One could fiddle with frequency and slopes, but there are much more powerful speakers available in roughly the same class of size. Even cheaper ones.
Reiterated relentlessly, the LS50 is a nice package alltogether, but not fpr "home cinema", whatever that means. (Think of intermodulation.) A sub wont help. As said, I virtually only know people that would be fine and happy with the LS50 until the end of time. Most, 99+% do not need that spl that I'm addressing, sure. But, these nice guys won't think of an upgrade either. And the upgrade was the original topic.

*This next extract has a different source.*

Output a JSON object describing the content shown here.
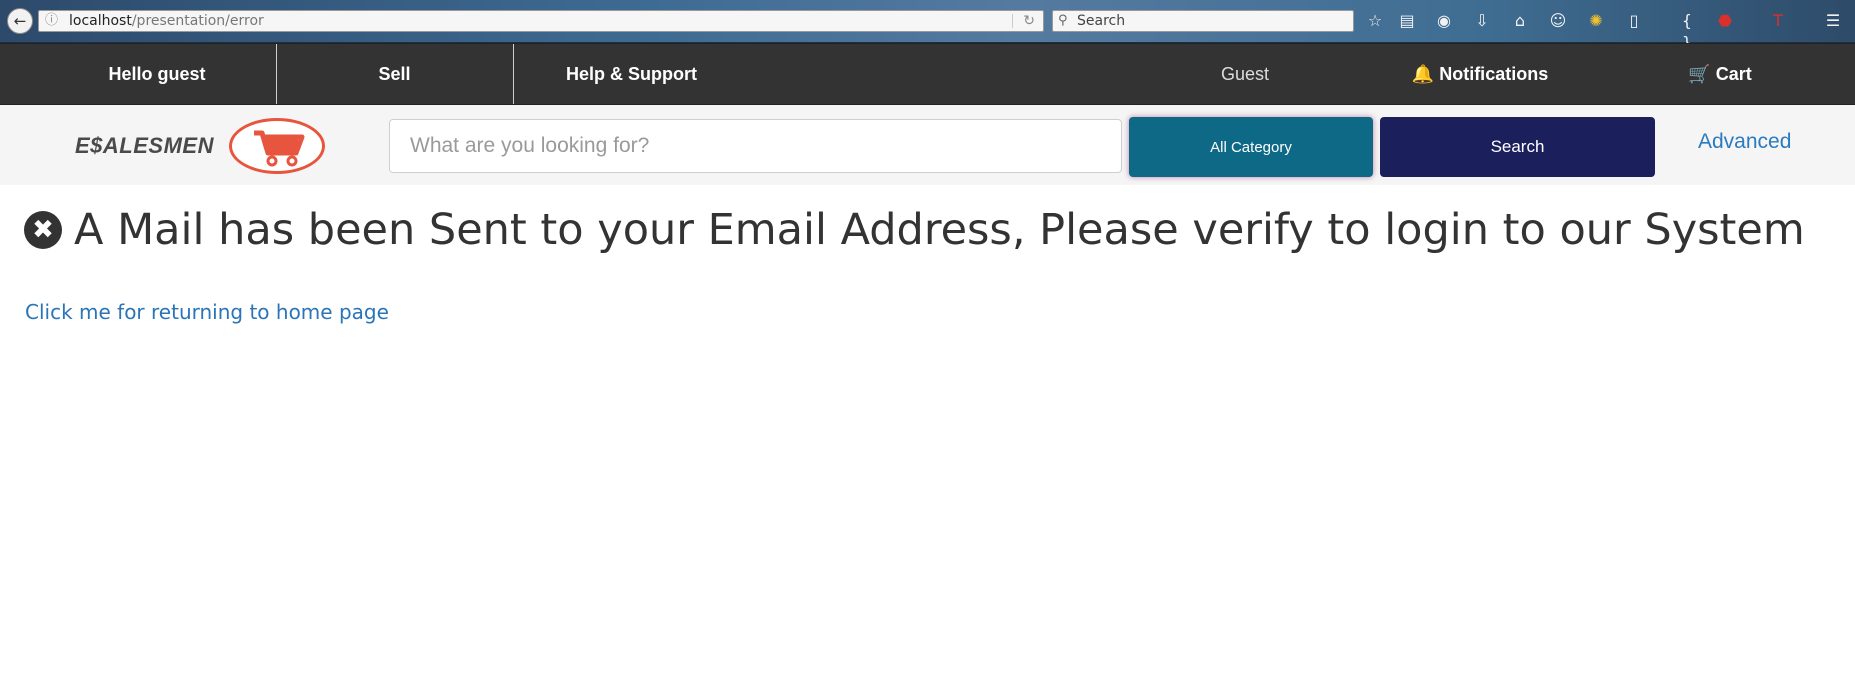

Not the least, I've got in person experience with the LS50 that fuels my caveat.
 
The particular speakers can greatly benefit from subs, specially 2 stereo ones but under conditions:

That the x-over point is high (more than 200Hz) and that inevitably the subs are tight to them or directly under them at such high x-over point (in fact at every x-over point more than the "normal" 80Hz as it's the area we start going well int voices) .
Even better from bass bins at the Genelec W371A fashion, it's exactly what it's made for.

And no, it's not only about SPL or dynamic range (for sure it's a factor though) looking at it from a sweep point.
It's that at dynamic music it's the combined energy that matters and it happens that the main bulk of this energy is right at the weak spot of combined satellites with distant subs.

Yes, a combination like that nicely made (x-over at 80-ish Hz) can play loud, can maybe rumble but if mains are not up to the task cannot kick. That's where the bigger boys take over. Now, combine all that with the benefits of AE described by @Thomas Lund and you have your answer.